The best intentions can’t save Doug’s family from the worst detours

The best intentions can’t save Doug’s family from the worst detours

Every day, Watch This offers staff recommendations inspired by the week’s new releases or premieres. This week: The unofficial start of summer has us thinking of TV road trips.

Doug, “Doug’s Bad Trip” (season four, episode 13; originally aired 6/19/1994)

Doug is at its best when the Funnie family is losing its shit. (Remember the whole “There’s a bomb in the lasagna!” bit?) At the end of the show’s Nickelodeon run, viewers see an occurrence of familial insanity take place when Phil, Theda, Judy, Doug, and Porkchop hit the open road. Mr. and Mrs.

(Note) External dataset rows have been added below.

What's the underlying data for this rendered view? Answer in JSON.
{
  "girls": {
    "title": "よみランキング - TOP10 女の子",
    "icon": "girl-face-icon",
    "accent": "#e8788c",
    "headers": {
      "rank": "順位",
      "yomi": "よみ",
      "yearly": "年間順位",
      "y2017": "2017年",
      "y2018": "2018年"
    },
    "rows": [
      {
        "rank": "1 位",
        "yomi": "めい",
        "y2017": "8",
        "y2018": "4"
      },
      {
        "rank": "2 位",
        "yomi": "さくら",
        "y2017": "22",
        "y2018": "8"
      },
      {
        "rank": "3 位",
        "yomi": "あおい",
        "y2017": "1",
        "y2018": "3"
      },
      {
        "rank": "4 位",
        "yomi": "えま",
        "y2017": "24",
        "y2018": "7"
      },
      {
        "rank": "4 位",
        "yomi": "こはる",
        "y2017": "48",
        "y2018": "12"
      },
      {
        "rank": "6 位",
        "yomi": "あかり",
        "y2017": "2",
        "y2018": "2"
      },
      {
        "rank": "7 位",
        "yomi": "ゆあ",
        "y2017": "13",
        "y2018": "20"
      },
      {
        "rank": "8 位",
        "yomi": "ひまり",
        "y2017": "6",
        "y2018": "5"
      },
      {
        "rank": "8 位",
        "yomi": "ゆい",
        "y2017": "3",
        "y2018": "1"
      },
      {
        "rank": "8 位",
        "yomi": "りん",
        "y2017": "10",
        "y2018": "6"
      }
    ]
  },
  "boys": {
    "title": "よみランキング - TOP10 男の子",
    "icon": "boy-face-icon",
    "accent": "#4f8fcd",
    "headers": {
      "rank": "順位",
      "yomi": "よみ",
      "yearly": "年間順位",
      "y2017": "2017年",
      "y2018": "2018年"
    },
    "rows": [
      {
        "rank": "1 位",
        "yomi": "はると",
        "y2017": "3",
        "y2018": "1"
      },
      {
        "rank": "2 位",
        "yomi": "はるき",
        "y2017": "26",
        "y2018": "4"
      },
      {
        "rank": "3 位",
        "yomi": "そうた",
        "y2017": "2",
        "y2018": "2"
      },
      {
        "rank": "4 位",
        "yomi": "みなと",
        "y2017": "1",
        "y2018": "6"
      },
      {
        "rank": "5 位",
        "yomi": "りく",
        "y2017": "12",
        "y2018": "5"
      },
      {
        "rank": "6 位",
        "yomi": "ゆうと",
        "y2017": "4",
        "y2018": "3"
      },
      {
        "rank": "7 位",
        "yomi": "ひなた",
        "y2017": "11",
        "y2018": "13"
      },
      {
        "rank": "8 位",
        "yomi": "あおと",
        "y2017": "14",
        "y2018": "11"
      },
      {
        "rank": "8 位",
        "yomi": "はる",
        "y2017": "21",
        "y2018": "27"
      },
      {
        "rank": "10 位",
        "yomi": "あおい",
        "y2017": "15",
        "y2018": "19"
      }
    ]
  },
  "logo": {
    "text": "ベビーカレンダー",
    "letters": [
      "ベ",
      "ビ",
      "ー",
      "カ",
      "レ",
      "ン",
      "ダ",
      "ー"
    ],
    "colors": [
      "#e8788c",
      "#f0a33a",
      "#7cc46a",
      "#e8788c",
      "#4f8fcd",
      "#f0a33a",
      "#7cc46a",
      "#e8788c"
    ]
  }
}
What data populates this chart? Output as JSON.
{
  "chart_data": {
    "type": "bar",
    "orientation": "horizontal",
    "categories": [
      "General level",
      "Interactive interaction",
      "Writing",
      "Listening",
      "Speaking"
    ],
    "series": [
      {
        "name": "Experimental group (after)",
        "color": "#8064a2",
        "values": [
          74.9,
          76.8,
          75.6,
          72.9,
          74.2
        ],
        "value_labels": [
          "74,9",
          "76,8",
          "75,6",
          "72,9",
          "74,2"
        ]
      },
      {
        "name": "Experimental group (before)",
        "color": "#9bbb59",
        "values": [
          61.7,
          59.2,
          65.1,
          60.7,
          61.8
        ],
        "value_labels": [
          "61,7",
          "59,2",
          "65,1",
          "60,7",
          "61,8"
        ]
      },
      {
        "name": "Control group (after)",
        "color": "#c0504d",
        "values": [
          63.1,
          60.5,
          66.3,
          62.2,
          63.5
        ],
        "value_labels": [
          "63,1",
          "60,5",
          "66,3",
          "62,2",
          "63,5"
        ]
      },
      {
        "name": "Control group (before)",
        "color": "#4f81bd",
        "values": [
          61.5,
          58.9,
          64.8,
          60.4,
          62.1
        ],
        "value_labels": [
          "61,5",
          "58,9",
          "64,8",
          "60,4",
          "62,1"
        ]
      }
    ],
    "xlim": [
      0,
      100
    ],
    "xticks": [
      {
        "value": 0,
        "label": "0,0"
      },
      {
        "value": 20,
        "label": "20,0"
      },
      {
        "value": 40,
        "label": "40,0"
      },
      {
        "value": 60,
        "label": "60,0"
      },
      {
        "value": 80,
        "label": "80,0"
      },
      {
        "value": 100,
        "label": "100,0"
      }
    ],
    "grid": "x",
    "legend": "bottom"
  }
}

Funnie have their sights set on the painted gorge, but their kids have other plans, each hoping to persuade their parents into taking a detour to one quirky roadside attraction or another.

The episode opens in media res, with the Funnies yelling at one another as the car cruises into the night and a torrential downpour. The tension is high as Doug throws out an uncharacteristic “Aw shut up!” right before the family car and a moving truck meet head on. Before the Funnies’ fate is revealed, “Doug’s Bad Trip” flashes back to the beginning of the trip, when Phil announces via a family meeting that the annual visit to grandma’s has been replaced by something Judy exclaims to be “sublimely cubist.”

It’s lines like that one that strengthen the character study that is “Doug’s Bad Trip,” with Judy continually asserting her love for all things high culture in the way any teenager itching to permanently leave the nest one day might. She packs only highbrow literature in a huge steamer trunk and at one point throws the trip 300 miles off-course so she can run through Blythe Field, the dilapidated haunt of a fictional, but famous, poet that Judy adores. (While there, Doug comments that, “It’s just a big old desert,” fitting into the role of baby brother quite well.) Meanwhile, over-eager father Phil is forced to scale back his ambitious plans—highlights include a “moonlight hike through Copperhead Pass,” “the petrified buffalo herd,” and “stargazing with Ranger Bob”—becoming more stressed as the trip progresses. Theda is seemingly just along for the ride, and to offer one more voice when everyone is shouting—or singing.

In the end, though, a common theme within Doug shines through: Family is worth the ups and downs, no matter how eccentric your sister is, or how detrimentally determined your parents are to show you a good time.

Availability: “Doug’s Bad Trip” is available as part of the Doug Season 3 DVD set. It can also be streamed from YouTube and Amazon Prime.